By Nevanji Madanhire, journalist.
Women constitute more than 50 percent of the workforce on farms in Zimbabwe but are employed mostly as casual labor, opening them to various forms of exploitation, a new research by the Labour and Economic Development Research Institute of Zimbabwe (LEDRIZ) has revealed.
“Casualization of labor in Zimbabwe has significantly increased in recent years and the agriculture sector has been one of the worst affected sectors,” the research says.
The research, titled Casualization and Implications for Decent Work for Female Workers in the Horticulture Sector of Zimbabwe and published in December 2018, covered horticulture farms in Harare, Concession, Ruwa, Bulawayo and Beitbridge.
The horticulture sector, one of the largest agricultural sub-sectors in Zimbabwe, has grown significantly in the last decade and has realized rapid changes in relation to global value chains. It involves the growing of mainly fruits, vegetables, flowers, nuts and ornamental trees and plants.
The research noted the growth in non-standard forms of employment in the sector that women have been subjected to. It noted the drastic reduction over the years of opportunities for most women in the sector to get permanent employment. This has seen more and more women being employed in more casual, precarious and unclear contracts of employment.
According to the research, value chains in this sector have gained wide momentum as they are a major source of foreign currency generation, employment creation and general economic growth and development.
“Whilst the sector is fast growing in terms of demand and market opportunities at the national, regional and international markets, value chain approaches in the horticulture sector have tended to focus on improving the capacity of one set of actors, largely producers,” says the report. “Little attention has been placed on the conditions of workers in this sector, especially women workers, increasing gender dynamics and environmental burdens.”
A labor force survey published in 2014 showed that 54 percent of employs in the horticulture sector were women continuing a trend established in earlier surveys carried out in 2004 and 2011. Women are preferred as labor on the farms for various reasons according to the LEDRIZ report.
“There is a preference to hire more female workers especially in the in horticultural sector due to their perceived natural skills and ability to handle produce carefully and give constant attention to crops.” Employers regard female workers as naturally diligent, reliable and proficient at delicate and repetitive tasks key to the horticulture sector.
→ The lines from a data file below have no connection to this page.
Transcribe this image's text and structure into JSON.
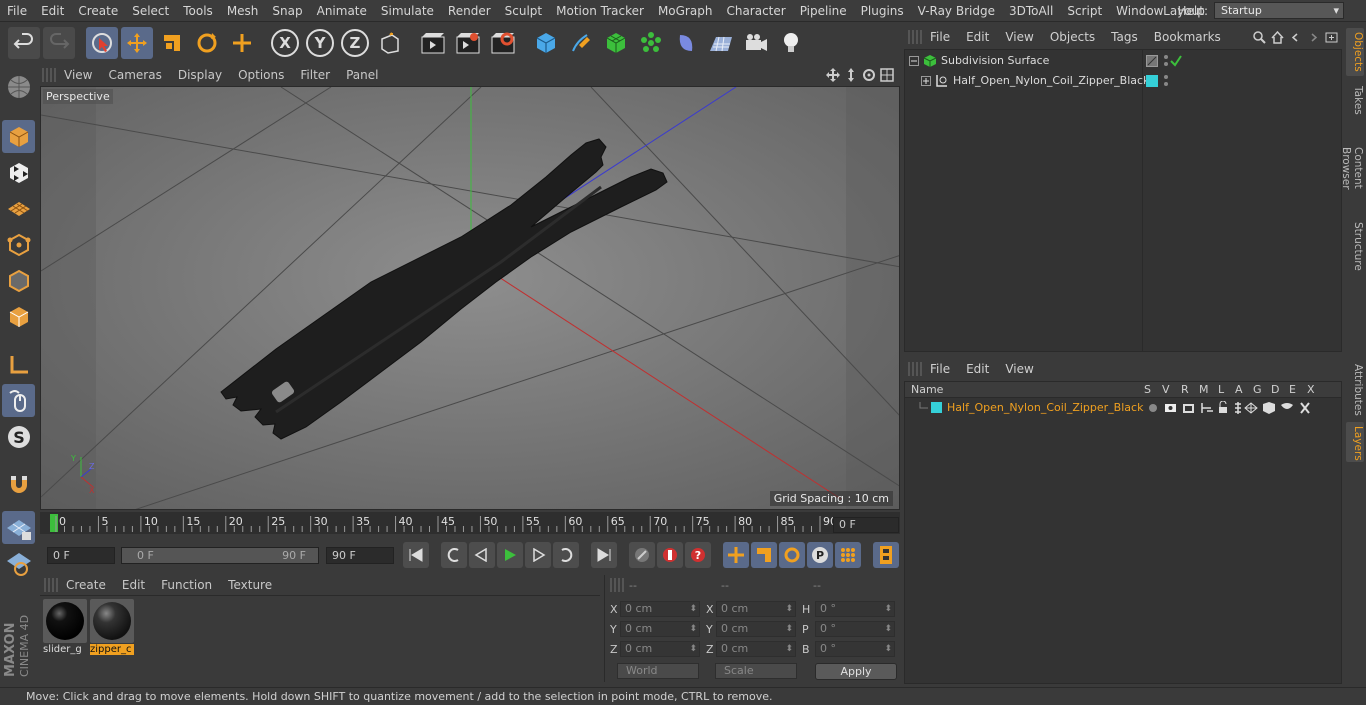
{
  "menu": [
    "File",
    "Edit",
    "Create",
    "Select",
    "Tools",
    "Mesh",
    "Snap",
    "Animate",
    "Simulate",
    "Render",
    "Sculpt",
    "Motion Tracker",
    "MoGraph",
    "Character",
    "Pipeline",
    "Plugins",
    "V-Ray Bridge",
    "3DToAll",
    "Script",
    "Window",
    "Help"
  ],
  "layout": {
    "label": "Layout:",
    "value": "Startup"
  },
  "toolbar_icons": [
    "undo-icon",
    "redo-icon",
    "live-selection-icon",
    "move-icon",
    "scale-icon",
    "rotate-icon",
    "recent-tools-icon",
    "x-axis-lock",
    "y-axis-lock",
    "z-axis-lock",
    "coordinate-system-icon",
    "render-view-icon",
    "render-picture-viewer-icon",
    "render-settings-icon",
    "cube-icon",
    "pen-icon",
    "subdivision-icon",
    "array-icon",
    "deformer-icon",
    "floor-icon",
    "camera-icon",
    "light-icon"
  ],
  "axis_labels": {
    "x": "X",
    "y": "Y",
    "z": "Z"
  },
  "viewport": {
    "menu": [
      "View",
      "Cameras",
      "Display",
      "Options",
      "Filter",
      "Panel"
    ],
    "label": "Perspective",
    "grid_spacing": "Grid Spacing : 10 cm"
  },
  "timeline": {
    "ticks": [
      "0",
      "5",
      "10",
      "15",
      "20",
      "25",
      "30",
      "35",
      "40",
      "45",
      "50",
      "55",
      "60",
      "65",
      "70",
      "75",
      "80",
      "85",
      "90"
    ],
    "current_frame": "0 F",
    "start_field": "0 F",
    "range_start": "0 F",
    "range_end": "90 F",
    "end_field": "90 F"
  },
  "materials": {
    "menu": [
      "Create",
      "Edit",
      "Function",
      "Texture"
    ],
    "items": [
      {
        "name": "slider_g",
        "selected": false
      },
      {
        "name": "zipper_c",
        "selected": true
      }
    ]
  },
  "coordinates": {
    "headers": [
      "--",
      "--",
      "--"
    ],
    "rows": [
      {
        "a_label": "X",
        "a_val": "0 cm",
        "b_label": "X",
        "b_val": "0 cm",
        "c_label": "H",
        "c_val": "0 °"
      },
      {
        "a_label": "Y",
        "a_val": "0 cm",
        "b_label": "Y",
        "b_val": "0 cm",
        "c_label": "P",
        "c_val": "0 °"
      },
      {
        "a_label": "Z",
        "a_val": "0 cm",
        "b_label": "Z",
        "b_val": "0 cm",
        "c_label": "B",
        "c_val": "0 °"
      }
    ],
    "mode": "World",
    "transform": "Scale",
    "apply": "Apply"
  },
  "object_manager": {
    "menu": [
      "File",
      "Edit",
      "View",
      "Objects",
      "Tags",
      "Bookmarks"
    ],
    "objects": [
      {
        "name": "Subdivision Surface"
      },
      {
        "name": "Half_Open_Nylon_Coil_Zipper_Black"
      }
    ],
    "object_color": "#35d0d8"
  },
  "layer_manager": {
    "menu": [
      "File",
      "Edit",
      "View"
    ],
    "columns": [
      "Name",
      "S",
      "V",
      "R",
      "M",
      "L",
      "A",
      "G",
      "D",
      "E",
      "X"
    ],
    "layers": [
      {
        "name": "Half_Open_Nylon_Coil_Zipper_Black"
      }
    ],
    "layer_color": "#35d0d8",
    "highlight_color": "#f0a020"
  },
  "right_tabs": [
    "Objects",
    "Takes",
    "Content Browser",
    "Structure",
    "Attributes",
    "Layers"
  ],
  "status": "Move: Click and drag to move elements. Hold down SHIFT to quantize movement / add to the selection in point mode, CTRL to remove.",
  "brand": [
    "MAXON",
    "CINEMA 4D"
  ]
}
They are also regarded as a less aggressive workforce on issues of rights at work. Employers, according to the report, tend to violate their rights at work because there is no recourse. The employment of women as casual labor denies them rights that should normally come with full-time employment exposing them to job insecurity, poor occupational safety and health, lack of voice representation by trade unions, income insecurity and career insecurity.
“These challenges escalate for women after factoring in most forms of gender-based violence at the workplace such as sexual harassment and the lack of maternity protection which undermine full enjoyment of women workers’ rights and decent work,” the report says.
Violation of workers’ rights
The research revealed that the high rise in non-permanent work was also giving rise to serious violation of workers’ rights and in particular female workers’ rights such as freedom of association and collective bargaining; occupational safety, health and environment; decent wage, working time, training and skills development, maternity protection and social security.
The International Labour Organization (ILO) defines decent work as work that is productive and gives a fair wage, gives security and social protection for families, gives freedom to express workers concerns; provides human dignity, provides equal opportunity and treatment for all women and men.
The research revealed the majority of female workers working in the horticulture sector in all the geographical areas surveyed are facing serious decent work deficits, which can be traced back to the non-permanent nature of employment contracts and relations.